Saturday, January 29, 2011

The Journey Begins

Every journey has a start, a reason for doing something, a purpose, and sometimes a journey starts on a lark or a dare, sometimes it is to escape

We also do journey for the good of others, to become heroes, or to be able to say, hey I was there when it was happening, and I know the people who did it.

And sometimes we do the journey for very selfish reasons.

I found out about this journey by being a member of a very brave person's group on a place called Raverly. Meggie has a lot to give, and she is one of the people who sometimes give too much, but at the same time she has guard dogs, people who lover so much they would trade places with her. Some that see what is best for her, though others will sometimes disagree.

But we all need these guard dogs, people whom love us and are strong enough to say no.

But I digress, I am suppose to be talking about why I started this journey.

I did it because I am selfish, I am the one whom no one notices, and because I am the one no one notices I see a great many things. But at the same time I am the one the bully will pick on, so I get a little sensitive at times, and shy away.

The reasons I say I am selfish is the fact that I feel I have nothing to leave behind. I once heard someone say your immortality is your children. My son is autistic, my mortality is gone, and I find myself mortal, and all my dreams of the future gone. So I am kind of grabbing on to the tail of this cape in a sense, a piece of immortality of a sort.

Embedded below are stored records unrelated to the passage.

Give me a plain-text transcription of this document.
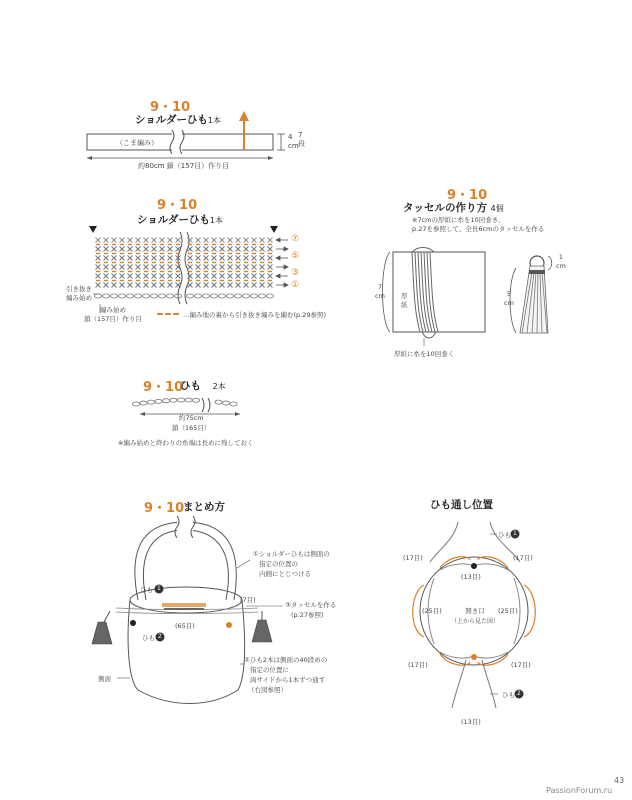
9・10
ショルダーひも1本
（こま編み）
4
cm
7
段
約80cm 鎖（157目）作り目
9・10
ショルダーひも1本
⑦
⑤
③
①
引き抜き
編み始め
編み始め
鎖（157目）作り目	…編み地の裏から引き抜き編みを編む(p.29参照)
9・10
タッセルの作り方 4個
※7cmの厚紙に糸を10回巻き、
p.27を参照して、全長6cmのタッセルを作る
7
cm 厚
紙
厚紙に糸を10回巻く
1
cm
5
cm
9・10
ひも 2本
約75cm
鎖（165目）
※編み始めと終わりの糸端は長めに残しておく
9・10
まとめ方
ひも 1
ひも 2
(7目)
(65目)
側面
①ショルダーひもは側面の
指定の位置の
内側にとじつける
③タッセルを作る
(p.27参照)
②ひも2本は側面の40段めの
指定の位置に
両サイドから1本ずつ通す
（右図参照）
ひも通し位置
ひも 1
ひも 2
(17目)	(17目)
(13目)
(25目)	(25目)
開き口
（上から見た図）
(17目)	(17目)
(13目)
43
PassionForum.ru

Don't get me wrong, I would do anything for my son, I love him, and he is my world.

But sometimes in the dark of the night fears come and doubts, and decision that could of been made and were not.


But back to the cape...

I want to do it and take it to the fair, and have people say what a great job I did, I want that moment of glory, that moment of fame and being great, I want the spotlight, my five minutes of fame.

I gave up a lot for my son, I haven't dated, or really gone anywhere, and stayed home and took care of my parents, while the rest of my family went along with their lives, so I think I deserve this.

And then I come to my senses, and know this is wrong, and I am doing it because I want to, and also because I am planning some great fantasy while I knit, my mini vacations so to speak.

My fiances are not so great at the moment, so I am buying like two skein a month of the Lion Brand Fisherman, in neutral color, I checked and it will pretty well blend with other neutral colors.

Mostly now it trying to decide which pattern to use, boxes or plain, but I think I am leaning toward boxes.